Is there an easy way in C# to create Ordinals for a number? For example:

Is it possible to achieve this using String.Format() or are there any other functions?

Asked by GateKiller

Solution #1

This page contains a comprehensive summary of all number formatting rules:

Number format strings that are unique to you

As you can see, there’s nothing in there concerning ordinals, therefore String.Format won’t work. However, writing a function to accomplish this is not difficult.

public static string AddOrdinal(int num)
    if( num <= 0 ) return num.ToString();

    switch(num % 100)
        case 11:
        case 12:
        case 13:
            return num + "th";

    switch(num % 10)
        case 1:
            return num + "st";
        case 2:
            return num + "nd";
        case 3:
            return num + "rd";
            return num + "th";

Update: Ordinals don’t exist for = 0, so the code above has been modified. The ToString() functions were also deprecated.

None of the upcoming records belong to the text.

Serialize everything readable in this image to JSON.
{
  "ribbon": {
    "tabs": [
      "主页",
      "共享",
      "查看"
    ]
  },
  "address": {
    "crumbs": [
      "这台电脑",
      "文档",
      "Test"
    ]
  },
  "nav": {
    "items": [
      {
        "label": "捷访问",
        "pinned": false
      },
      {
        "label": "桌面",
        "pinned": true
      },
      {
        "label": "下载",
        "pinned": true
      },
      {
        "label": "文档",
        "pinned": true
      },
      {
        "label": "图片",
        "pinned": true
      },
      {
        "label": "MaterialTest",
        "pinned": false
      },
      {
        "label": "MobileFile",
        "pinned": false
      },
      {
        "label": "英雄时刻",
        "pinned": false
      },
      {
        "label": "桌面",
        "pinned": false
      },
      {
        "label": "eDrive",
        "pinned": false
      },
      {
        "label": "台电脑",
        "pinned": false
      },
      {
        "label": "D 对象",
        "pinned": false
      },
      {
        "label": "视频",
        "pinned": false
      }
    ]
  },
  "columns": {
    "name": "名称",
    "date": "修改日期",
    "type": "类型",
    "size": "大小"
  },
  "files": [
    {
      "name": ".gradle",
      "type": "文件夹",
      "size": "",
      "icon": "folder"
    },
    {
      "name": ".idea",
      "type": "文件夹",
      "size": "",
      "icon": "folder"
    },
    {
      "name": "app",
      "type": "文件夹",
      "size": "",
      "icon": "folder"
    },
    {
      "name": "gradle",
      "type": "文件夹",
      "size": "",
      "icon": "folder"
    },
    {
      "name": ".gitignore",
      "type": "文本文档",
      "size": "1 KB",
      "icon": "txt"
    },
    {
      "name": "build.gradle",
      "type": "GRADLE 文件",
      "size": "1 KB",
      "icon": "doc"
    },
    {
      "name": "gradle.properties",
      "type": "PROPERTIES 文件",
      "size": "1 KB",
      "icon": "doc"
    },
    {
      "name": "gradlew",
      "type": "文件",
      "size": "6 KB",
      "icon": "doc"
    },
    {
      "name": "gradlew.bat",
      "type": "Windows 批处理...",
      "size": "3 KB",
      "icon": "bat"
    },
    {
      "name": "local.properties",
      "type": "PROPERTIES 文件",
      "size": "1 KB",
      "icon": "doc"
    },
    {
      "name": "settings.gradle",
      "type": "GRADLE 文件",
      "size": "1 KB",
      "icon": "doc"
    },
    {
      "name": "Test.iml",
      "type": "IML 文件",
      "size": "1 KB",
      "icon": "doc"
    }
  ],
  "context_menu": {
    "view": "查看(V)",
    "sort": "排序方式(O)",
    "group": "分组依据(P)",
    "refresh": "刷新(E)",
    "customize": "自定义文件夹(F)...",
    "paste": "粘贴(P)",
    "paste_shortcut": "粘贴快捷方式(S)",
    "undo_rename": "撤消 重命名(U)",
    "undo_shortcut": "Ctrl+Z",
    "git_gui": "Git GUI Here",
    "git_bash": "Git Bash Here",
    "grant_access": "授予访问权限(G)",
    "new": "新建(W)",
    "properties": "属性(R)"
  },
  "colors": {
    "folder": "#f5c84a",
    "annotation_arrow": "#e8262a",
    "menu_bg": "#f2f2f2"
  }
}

It’s also worth noting that this isn’t internationalized. I’m not sure how ordinals work in other languages.

Answered by samjudson

Solution #2

Remember internationalisation!

The solutions presented here are solely applicable to English. When you need to support different languages, things grow a lot more complicated.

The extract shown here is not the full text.